What else is Birmingham doing to stop the violence?

Mayor Randall Woodfin formed the independent Birmingham Crime Commission in October 2024, made up of residents and leaders from business, community, criminal justice, healthcare and nonprofit sectors to identify strategies to address the city’s high homicide rate.

In December, the Birmingham city council approved $2 million to support the Mayor’s Office of Community Safety Initiatives strategy.

The commission’s report, published in January, is the most recent step in the effort to combat gun violence in Birmingham. The report stressed the importance of expanding the hospital violence intervention program.

Dr. David Hicks, Jefferson County health officer. (Provided)

Gun violence rates can be curbed through hospital violence intervention, according to David Hicks, Jefferson County health officer and member of the Crime Commission.

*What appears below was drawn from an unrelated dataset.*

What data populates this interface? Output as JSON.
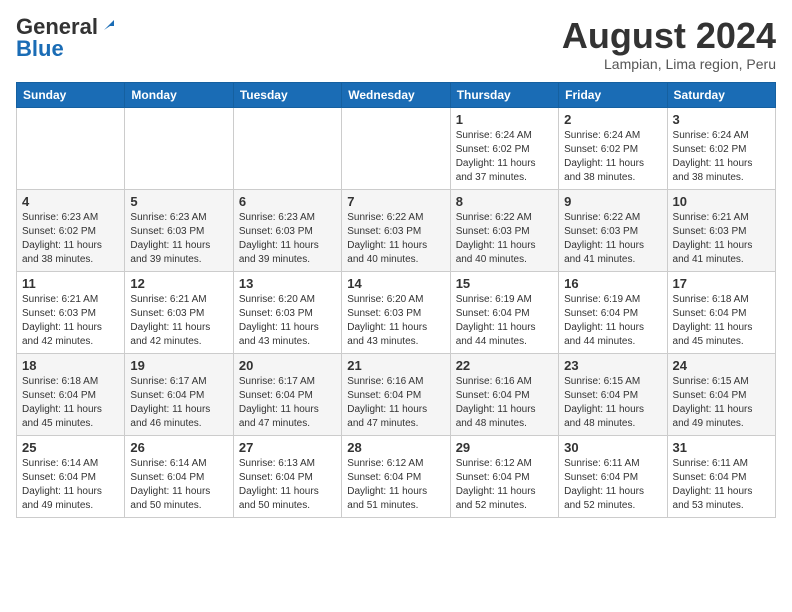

“Who else can we potentially impact their lives that are not able to meet the eligibility criteria of the current program?” Hicks said. “We know that we have this program that we’re currently doing that’s very, very successful. If you can cover more lives and meet people where they are, it’s really ideal. So it’s a continuum.”

Birmingham recently released an update on the city’s progress in implementing the Crime Commission’s recommendations. And Woodfin committed to providing status updates throughout the implementation process including meeting with members of the Crime Commission.

Of more than 80 recommendations made by the Crime Commission, 23 are in the planning and development phase, the mayor said. Another 23 are in pre-launch or in progress, including the hospital violence intervention program’s expansion to UAB’s emergency departments.

“That’s the promise of what comes out from this Crime Commission report, is that if we do these things in a certain fashion and learn from the successes of others around the country, then we truly can reduce the gun violence, injuries, victimization in Birmingham,” Hicks said.

The expanded Hospital Violence Intervention Program, along with other city of Birmingham violence prevention programs, should start in March.

“We are saving lives. We are helping families become healthy and whole in spite of the situation and the circumstances that the injury has caused,” Daniels said. “We will always be here to serve and work with our allies in the community, with the city, to make Birmingham safer.”